In addition, when examining the significance of the individual predictors of unemployment duration in the individual models, unemployment history, level of education, and age appear to be important. Our findings highlight the significance of a jobseeker’s unemployment history in determining their future unemployment duration. This implies that prior unemployment experiences can serve as valuable indicators for forecasting the length of unemployment of jobseekers. The performance of our ensemble model emphasises the potential practical applications of our research. As the ensemble model was shown to be very accurate at predicting long-term unemployment (over 12 months), it has the potential to aid employment offices in identifying unemployed individuals who may be at a greater risk of long-term unemployment. By accurately predicting unemployment durations, policymakers and employment agencies can devise targeted interventions and support systems to assist jobseekers in finding employment more effectively.
The continuation of this study could be aimed at verifying the prediction ability of the created ensemble model during the following period. For this purpose, it will be necessary to obtain new data from the Ministry of Labour, Social Affairs and Family of the Slovak Republic. It would be appropriate to verify the functionality of the model in a non-standard situation, such as the one brought about by the COVID-19 pandemic, which had a strong impact on unemployment. If it is possible due to the availability of data, we also intend to verify the functionality of the model on data from another country, after taking the national specifics into account.
In addition, we want to focus on the application of several machine learning methods to strengthen the predictive ability of the created model in those categories of unemployment duration where its strength was lower.

Author Contributions

Conceptualisation, B.G. and L.S.; methodology, L.S.; software, L.S.; validation, B.G. and K.K.; formal analysis, K.K.; investigation, B.G.; resources, K.K.; data curation, B.G. and L.S.; writing—original draft preparation, B.G. and L.S.; writing—review and editing, B.G., L.S. and K.K.; visualisation, L.S.; supervision, L.S.; project administration, K.K.; funding acquisition, K.K. All authors have read and agreed to the published version of the manuscript.

Funding

This publication was created thanks to support under the Operational Program Integrated Infrastructure for the project “The implementation framework and business model of the Internet of Things, Industry 4.0 and smart transport.” (ITMS code: 313011BWN6), co-financed by the European Regional Development Fund.
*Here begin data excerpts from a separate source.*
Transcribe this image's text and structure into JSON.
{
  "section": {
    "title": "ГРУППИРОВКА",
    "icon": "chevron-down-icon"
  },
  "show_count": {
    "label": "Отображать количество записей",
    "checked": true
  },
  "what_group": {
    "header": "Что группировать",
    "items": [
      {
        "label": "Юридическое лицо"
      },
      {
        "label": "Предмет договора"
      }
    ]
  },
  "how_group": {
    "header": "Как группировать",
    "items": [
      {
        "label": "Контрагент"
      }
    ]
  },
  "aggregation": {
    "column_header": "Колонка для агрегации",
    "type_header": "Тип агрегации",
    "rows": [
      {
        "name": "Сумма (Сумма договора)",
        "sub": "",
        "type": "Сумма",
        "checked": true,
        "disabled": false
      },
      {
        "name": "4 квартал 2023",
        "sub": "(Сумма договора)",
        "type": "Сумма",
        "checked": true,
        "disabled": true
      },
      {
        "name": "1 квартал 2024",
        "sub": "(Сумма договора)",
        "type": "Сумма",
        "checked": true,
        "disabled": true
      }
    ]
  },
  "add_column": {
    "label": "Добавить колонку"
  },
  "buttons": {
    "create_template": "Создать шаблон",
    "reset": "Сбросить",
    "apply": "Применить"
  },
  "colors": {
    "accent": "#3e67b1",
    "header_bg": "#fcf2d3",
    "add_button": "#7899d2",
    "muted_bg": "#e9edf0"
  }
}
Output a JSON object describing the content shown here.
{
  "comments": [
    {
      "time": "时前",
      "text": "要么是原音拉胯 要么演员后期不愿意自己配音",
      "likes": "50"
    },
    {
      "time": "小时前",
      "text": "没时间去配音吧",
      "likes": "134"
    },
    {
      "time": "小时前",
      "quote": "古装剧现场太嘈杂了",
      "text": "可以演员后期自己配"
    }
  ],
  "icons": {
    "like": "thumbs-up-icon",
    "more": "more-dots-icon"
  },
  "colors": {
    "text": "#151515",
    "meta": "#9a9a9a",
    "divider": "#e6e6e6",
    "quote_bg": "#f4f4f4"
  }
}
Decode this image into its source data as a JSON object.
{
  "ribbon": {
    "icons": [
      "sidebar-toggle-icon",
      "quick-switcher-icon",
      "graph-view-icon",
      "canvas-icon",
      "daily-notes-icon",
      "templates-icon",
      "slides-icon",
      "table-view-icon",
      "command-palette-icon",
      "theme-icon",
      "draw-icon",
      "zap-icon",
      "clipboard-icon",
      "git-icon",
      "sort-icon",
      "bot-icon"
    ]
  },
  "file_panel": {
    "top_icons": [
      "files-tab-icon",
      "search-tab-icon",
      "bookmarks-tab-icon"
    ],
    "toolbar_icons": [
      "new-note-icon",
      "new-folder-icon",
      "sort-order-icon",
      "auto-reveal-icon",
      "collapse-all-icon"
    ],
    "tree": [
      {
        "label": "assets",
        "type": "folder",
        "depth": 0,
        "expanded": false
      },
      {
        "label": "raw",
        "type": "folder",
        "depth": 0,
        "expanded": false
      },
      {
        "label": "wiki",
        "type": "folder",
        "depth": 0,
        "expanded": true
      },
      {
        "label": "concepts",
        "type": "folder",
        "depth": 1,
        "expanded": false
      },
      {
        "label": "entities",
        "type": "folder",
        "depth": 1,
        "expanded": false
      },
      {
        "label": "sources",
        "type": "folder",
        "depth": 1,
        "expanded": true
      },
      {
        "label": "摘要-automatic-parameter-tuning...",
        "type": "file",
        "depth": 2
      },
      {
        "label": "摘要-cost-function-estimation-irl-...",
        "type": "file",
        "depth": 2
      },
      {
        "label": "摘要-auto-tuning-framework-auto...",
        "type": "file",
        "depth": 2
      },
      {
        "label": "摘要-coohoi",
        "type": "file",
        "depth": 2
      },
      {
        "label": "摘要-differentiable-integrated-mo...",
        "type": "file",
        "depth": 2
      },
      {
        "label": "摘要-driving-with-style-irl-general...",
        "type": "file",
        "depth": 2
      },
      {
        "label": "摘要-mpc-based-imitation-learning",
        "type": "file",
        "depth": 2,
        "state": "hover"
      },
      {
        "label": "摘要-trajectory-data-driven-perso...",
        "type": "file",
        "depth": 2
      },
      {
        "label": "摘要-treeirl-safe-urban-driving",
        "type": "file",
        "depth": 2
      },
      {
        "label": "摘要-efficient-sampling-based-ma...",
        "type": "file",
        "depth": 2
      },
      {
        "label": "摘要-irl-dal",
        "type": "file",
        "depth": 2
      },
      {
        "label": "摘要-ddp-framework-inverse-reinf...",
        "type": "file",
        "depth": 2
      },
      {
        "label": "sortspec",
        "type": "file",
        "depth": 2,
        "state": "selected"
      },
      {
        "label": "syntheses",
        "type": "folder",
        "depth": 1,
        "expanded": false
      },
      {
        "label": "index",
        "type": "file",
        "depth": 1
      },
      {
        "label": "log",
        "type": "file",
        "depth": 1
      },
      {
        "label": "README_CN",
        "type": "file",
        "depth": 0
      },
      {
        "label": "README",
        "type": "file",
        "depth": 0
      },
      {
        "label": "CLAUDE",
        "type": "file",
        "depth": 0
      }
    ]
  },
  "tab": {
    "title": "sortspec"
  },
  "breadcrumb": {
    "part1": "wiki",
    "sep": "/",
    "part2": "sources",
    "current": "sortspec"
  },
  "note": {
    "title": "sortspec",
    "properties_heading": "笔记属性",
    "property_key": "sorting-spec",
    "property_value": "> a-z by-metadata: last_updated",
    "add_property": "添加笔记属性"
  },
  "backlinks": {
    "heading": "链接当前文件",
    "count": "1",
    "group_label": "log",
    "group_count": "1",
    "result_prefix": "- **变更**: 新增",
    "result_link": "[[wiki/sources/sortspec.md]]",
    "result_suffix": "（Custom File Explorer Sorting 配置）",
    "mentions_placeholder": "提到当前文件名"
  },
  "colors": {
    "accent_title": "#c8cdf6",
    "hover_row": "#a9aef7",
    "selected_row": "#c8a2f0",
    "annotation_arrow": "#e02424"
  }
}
Institutional Review Board Statement

Not applicable.

Informed Consent Statement

Informed consent was obtained from all subjects involved in the study.

Data Availability Statement

The data that support the findings of this study are available from the Ministry of Labour, Social Affairs and Family of the Slovak Republic, but restrictions apply to the availability of these data, which were used under license for the current study, and so are not publicly available. Data are, however, available from the authors upon reasonable request and with permission from the Ministry of Labour, Social Affairs and Family of the Slovak Republic.

Acknowledgments

This article has benefited from constructive feedback on earlier drafts from the editors, the chief editor, and the anonymous reviewers.

Conflicts of Interest

The authors declare no conflict of interest.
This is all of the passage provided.